Monday, February 8, 2010
Netanyahu makes every anti-Iran effort in Russia
Israeli Prime Minister Benjamin Netanyahu will visit Moscow to persuade the Kremlin into backing tougher sanctions against Iran days after media reports revealed that Tel Aviv has dispatched two warships to the Persian Gulf.
The three-day trip, planned weeks ago, will see Netanyahu making every effort in convincing Russian government officials to join the Western-led campaign for additional sanctions against Iran's enrichment activities.
One Israeli official told The Jerusalem Post on conditions of anonymity that Netanyahu will have a hard time wooing the Russians, who are helping Iran build a nuclear reactor in the southern city of Bushehr and have so far appeared reluctant in imposing sanctions on the country.
This will be Netanyahu's first official visit to Moscow as Prime Minister. Earlier in September, he paid a secret trip to Russia which lasted less than 24 hours.
The visit comes amid a flurry of reports that two Israeli warships have passed through the Suez Canal on Thursday and are expected to reach Iran's southern waters in the Persian Gulf within the next four days.
Egyptian maritime sources leaked the details to Yediot Ahronot on Saturday, adding that Cairo has adopted tight security measures to ensure the safe passage of the Israeli ships through the canal.
Tel Aviv, which is reported to have an arsenal of 200 atomic warheads itself, accuses Iran of having the intention to develop nuclear weapons and routinely threatens to reduce the country's enrichment sites to rubble.
This is while Iran, unlike Israel, is a member of the Nuclear Non-Proliferation Treaty and has opened its enrichment facilities to UN inspection.
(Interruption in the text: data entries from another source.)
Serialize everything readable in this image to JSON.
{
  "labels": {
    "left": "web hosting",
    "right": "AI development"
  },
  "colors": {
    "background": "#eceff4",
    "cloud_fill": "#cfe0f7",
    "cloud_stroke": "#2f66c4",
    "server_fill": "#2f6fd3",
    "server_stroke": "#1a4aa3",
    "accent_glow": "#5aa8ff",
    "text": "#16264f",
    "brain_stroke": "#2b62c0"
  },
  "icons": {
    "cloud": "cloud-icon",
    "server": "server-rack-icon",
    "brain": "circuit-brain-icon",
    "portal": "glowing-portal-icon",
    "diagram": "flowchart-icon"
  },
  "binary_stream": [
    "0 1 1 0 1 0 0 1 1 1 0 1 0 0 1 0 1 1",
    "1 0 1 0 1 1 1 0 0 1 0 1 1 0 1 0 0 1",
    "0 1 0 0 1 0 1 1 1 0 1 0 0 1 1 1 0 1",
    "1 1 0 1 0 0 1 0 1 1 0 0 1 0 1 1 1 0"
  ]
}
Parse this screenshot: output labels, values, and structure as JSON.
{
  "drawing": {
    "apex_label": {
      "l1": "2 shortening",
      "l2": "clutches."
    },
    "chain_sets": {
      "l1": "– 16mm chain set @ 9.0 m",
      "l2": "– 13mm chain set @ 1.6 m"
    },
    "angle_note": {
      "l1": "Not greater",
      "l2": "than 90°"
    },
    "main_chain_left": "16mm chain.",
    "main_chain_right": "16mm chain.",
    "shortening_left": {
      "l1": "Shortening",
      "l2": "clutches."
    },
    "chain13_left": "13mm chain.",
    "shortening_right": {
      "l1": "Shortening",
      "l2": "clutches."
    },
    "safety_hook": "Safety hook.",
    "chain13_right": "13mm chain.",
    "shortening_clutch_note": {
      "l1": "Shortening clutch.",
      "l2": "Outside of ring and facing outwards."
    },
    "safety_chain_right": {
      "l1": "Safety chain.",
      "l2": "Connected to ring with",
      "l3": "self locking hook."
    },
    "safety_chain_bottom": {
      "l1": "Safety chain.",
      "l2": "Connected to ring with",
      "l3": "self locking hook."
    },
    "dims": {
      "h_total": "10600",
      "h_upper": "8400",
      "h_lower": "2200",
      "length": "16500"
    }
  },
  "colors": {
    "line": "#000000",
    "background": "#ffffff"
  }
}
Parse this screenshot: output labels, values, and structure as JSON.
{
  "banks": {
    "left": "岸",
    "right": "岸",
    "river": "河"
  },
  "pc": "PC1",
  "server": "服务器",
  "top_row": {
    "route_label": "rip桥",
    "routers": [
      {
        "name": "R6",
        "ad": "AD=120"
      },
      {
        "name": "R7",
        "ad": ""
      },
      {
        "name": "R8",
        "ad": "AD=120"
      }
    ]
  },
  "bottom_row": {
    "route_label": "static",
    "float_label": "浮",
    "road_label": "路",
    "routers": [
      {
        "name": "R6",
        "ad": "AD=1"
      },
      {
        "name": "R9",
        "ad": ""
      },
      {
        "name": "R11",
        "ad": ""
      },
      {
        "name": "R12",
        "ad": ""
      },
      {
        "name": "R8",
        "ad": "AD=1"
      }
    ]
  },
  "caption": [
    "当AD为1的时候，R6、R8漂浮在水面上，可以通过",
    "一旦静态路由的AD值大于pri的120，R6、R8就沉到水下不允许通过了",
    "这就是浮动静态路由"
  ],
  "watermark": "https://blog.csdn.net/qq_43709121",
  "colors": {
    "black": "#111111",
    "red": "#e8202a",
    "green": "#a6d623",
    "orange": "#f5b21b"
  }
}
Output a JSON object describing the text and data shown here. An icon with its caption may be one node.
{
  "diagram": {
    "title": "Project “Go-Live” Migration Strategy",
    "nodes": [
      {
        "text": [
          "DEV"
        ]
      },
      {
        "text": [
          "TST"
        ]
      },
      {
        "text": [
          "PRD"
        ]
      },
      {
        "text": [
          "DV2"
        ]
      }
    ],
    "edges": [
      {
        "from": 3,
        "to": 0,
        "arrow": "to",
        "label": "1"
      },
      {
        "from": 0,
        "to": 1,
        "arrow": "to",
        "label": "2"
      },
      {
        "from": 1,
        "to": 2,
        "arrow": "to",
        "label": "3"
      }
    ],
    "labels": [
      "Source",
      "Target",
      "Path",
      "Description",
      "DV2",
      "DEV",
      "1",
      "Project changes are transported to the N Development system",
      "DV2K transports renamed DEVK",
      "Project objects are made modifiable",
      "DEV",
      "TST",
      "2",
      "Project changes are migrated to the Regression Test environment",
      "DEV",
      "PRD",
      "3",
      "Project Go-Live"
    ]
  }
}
A report released by the US Office of Naval Intelligence in December has confirmed that if Israel decides to bomb Tehran's nuclear sites, Iran's naval modernization and maritime capabilities have reached a point where it can seal off the Strait of Hormuz, through which nearly 40 percent of the world's oil supplies pass.
"Given the importance of the Strait, disrupting traffic flow or even threatening to do so may be an effective tool for Iran," said the intelligence report.
"[World economies would suffer] a serious economic impact from a sustain closure of the Strait of Hormuz due to greatly reduced supplies of crude oil, petroleum supplies and (liquefied natural gas)," ONI said.